But the “Preventing Online Sales of E-Cigarettes to Children Act” does much more than ending vape mail. The new law will force shippers of nicotine and cannabis vaping products to comply with the
Prevent All Cigarette Trafficking (PACT) Act, which imposes stringent rules on online sellers. (The PACT Act is part of the larger federal Jenkins Act.)
Online retailers will be required to:
- Register with the U.S. Attorney General
- Verify age of customers using a commercially available database
- Use private shipping services that collect an adult signature at the point of delivery
- If selling in states that tax vaping products, sellers must register with the federal government and with the tobacco tax administrators of the states
- Collect all applicable local and state taxes, and affix any required tax stamps to the products sold
- Send each taxing state’s tax administrator a list of all transactions with customers in their state, including the names and addresses of each customer sold to, and the quantities and type of each product sold
- Maintain records for five years of any “delivery interrupted because the carrier or service determines or has reason to believe that the person ordering the delivery is in violation of the [PACT Act]”

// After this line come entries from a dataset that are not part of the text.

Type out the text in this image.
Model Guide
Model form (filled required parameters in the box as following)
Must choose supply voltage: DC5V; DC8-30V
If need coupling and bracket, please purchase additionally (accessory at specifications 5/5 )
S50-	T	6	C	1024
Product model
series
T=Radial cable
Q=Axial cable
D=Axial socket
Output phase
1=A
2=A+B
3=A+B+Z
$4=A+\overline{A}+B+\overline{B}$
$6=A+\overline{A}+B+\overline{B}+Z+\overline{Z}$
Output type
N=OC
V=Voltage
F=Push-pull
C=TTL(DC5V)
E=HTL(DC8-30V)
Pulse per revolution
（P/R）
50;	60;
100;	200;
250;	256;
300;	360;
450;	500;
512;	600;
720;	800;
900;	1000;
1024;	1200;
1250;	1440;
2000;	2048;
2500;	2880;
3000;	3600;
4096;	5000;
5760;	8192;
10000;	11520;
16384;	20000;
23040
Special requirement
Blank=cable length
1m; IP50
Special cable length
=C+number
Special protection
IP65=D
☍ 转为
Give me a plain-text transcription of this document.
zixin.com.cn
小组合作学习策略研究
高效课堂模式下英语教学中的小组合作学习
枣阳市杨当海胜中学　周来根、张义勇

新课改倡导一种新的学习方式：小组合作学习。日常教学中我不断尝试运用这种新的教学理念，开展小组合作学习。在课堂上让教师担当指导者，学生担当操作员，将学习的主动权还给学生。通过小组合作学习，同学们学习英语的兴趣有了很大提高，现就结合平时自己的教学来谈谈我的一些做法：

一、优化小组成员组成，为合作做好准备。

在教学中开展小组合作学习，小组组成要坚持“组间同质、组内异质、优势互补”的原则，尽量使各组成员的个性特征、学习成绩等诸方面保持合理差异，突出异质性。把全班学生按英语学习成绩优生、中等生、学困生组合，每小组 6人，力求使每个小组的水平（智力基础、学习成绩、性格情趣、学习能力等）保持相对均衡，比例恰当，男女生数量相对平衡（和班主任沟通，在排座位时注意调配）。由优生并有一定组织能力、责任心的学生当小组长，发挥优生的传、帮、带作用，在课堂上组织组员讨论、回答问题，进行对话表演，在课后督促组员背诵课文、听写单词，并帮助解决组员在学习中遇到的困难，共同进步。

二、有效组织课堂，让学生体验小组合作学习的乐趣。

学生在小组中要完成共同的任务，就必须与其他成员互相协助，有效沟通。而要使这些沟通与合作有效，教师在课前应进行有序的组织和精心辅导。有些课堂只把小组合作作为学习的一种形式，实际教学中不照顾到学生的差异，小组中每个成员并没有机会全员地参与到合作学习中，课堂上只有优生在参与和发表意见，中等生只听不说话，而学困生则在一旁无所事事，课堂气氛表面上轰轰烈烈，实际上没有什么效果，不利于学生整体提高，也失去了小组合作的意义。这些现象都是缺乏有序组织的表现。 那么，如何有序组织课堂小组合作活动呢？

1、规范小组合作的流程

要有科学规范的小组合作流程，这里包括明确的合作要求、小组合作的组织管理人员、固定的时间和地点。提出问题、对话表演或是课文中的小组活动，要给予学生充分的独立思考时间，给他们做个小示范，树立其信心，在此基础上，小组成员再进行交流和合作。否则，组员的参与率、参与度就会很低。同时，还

Sellers who do not register or don’t comply with the shipping and reporting rules of the PACT Act are subject to severe penalties, including up to three years in prison.
“If the increase in shipping costs wasn’t enough, the bill also imposes huge paperwork burdens on small retailers, and backs it up with threats of imprisonment for even innocent mistakes,” American Vaping Association President Gregory Conley said in a statement. “This is not a law designed to regulate the mail-order sale of vaping products to adults; it’s an attempt to eliminate it.”